American Indians Lag Other Graduates in College Readiness, ACT Says
More than half of the American Indian high school graduates in 2013 who took the ACT college-entrance exam did not meet any of four benchmarks that the test-makers say signal likely success in credit-bearing first-year college courses.
That compares to 31 percent of all high school graduates who took the test and met none of the performance benchmarks, according to a new analysis from ACT.
Of all the student groups, American Indian graduates who took the exam completed ACT's recommended core curriculum at the lowest rate—at 62 percent. On average, 74 percent of all students tested last year completed the core curriculum, which ACT defines as four years of English and three years each of math, social studies, and science.
Enrollment in some postsecondary program among American Indian graduates is also the lowest of any student group that took the ACT, even though a vast majority reported aspirations to attend college.
The ACT report used data from roughly 14,000 high school graduates who identified themselves as being of American Indian race/ethnicity on their ACT exams.

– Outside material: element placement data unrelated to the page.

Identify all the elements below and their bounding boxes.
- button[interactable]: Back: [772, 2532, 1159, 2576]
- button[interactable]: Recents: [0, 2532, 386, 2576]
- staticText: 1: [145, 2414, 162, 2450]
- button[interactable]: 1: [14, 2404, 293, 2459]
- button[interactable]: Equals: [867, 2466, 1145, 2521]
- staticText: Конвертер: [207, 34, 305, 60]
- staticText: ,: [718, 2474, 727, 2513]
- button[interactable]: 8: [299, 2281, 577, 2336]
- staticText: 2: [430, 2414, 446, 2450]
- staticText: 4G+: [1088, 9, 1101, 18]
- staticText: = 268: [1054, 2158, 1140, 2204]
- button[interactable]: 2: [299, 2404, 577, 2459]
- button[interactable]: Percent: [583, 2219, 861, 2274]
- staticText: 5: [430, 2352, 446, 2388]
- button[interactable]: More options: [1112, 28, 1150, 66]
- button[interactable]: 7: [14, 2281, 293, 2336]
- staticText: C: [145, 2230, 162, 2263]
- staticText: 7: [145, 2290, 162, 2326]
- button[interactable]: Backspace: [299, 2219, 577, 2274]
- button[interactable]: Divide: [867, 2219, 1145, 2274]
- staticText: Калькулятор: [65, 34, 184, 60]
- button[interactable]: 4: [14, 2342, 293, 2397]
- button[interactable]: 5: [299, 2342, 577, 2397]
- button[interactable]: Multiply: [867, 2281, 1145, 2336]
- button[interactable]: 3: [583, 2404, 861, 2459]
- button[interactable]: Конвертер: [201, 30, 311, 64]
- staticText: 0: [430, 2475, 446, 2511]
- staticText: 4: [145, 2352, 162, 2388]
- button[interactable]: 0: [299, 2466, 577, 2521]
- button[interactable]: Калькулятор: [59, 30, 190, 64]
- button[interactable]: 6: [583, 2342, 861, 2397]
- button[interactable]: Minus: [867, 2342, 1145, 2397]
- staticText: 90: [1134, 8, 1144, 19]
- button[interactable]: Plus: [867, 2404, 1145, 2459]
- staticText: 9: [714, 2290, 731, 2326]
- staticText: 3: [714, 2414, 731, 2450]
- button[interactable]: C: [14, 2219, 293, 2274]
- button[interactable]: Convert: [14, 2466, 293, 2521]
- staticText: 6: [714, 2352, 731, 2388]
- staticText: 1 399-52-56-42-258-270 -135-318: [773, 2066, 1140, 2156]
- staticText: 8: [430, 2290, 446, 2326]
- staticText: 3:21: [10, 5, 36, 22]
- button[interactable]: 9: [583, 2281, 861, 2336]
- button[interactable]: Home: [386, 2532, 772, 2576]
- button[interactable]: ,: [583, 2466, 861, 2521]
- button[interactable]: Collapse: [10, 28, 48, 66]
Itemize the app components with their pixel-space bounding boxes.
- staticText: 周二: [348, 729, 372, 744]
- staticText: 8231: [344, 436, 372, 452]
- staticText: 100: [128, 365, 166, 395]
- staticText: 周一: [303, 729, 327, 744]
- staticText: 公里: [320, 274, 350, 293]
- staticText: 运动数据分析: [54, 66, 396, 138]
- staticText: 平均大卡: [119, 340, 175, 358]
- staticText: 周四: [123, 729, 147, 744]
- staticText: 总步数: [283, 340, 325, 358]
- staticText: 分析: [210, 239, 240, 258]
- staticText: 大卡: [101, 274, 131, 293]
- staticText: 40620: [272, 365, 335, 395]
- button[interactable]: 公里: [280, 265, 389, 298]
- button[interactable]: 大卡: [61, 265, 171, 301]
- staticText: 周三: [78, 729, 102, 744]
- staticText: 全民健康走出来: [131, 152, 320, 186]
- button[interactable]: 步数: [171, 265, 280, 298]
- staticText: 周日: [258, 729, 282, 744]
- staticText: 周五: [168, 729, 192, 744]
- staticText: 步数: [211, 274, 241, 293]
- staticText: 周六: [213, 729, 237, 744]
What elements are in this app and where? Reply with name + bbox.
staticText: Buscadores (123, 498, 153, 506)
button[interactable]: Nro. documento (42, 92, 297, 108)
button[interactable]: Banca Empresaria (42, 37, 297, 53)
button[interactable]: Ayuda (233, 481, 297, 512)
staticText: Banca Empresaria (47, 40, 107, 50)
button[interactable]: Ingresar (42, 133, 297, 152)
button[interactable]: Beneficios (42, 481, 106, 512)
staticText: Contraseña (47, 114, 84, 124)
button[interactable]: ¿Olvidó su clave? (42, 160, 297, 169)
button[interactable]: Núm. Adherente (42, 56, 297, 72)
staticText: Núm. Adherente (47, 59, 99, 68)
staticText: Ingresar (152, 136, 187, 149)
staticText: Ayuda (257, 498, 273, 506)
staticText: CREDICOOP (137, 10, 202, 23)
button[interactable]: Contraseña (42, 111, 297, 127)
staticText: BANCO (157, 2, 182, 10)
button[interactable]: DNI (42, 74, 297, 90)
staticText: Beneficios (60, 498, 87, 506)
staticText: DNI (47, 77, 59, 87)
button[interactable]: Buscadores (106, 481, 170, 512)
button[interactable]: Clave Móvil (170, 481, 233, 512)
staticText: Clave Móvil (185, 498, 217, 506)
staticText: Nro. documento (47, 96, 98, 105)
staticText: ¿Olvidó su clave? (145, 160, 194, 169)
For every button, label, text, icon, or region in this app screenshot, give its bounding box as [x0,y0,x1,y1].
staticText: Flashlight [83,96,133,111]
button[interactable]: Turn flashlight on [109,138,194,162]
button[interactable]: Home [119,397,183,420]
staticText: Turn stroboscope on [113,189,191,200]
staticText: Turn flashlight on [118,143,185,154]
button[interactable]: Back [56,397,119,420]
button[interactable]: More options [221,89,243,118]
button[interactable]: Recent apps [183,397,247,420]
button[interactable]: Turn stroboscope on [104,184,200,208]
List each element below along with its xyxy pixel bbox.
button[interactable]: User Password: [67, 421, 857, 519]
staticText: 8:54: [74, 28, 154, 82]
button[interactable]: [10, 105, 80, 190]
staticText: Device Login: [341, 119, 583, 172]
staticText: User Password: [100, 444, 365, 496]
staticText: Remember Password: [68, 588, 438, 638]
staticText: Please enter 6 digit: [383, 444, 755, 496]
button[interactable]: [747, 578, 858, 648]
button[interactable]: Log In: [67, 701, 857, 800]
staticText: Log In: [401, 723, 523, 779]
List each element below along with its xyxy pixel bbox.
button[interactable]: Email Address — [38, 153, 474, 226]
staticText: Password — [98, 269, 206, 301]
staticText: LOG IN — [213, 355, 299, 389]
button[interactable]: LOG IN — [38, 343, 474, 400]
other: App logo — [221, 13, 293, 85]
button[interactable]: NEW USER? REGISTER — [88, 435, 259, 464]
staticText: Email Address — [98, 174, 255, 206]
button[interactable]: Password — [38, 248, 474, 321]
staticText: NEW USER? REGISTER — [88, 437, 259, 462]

This analysis is in keeping with most of the academic outcomes we see for American Indian students, who lag on almost every major indicator of schooling success. American Indian children face some of the longest odds for completing high school and enrolling in college: They are more likely to be poor, more likely to live in isolated, underresourced communities, and more likely to die young than their peers in other racial and ethnic groups.
Education Week documented some of those challenges, as well as opportunities, in two very different Native American communities last year.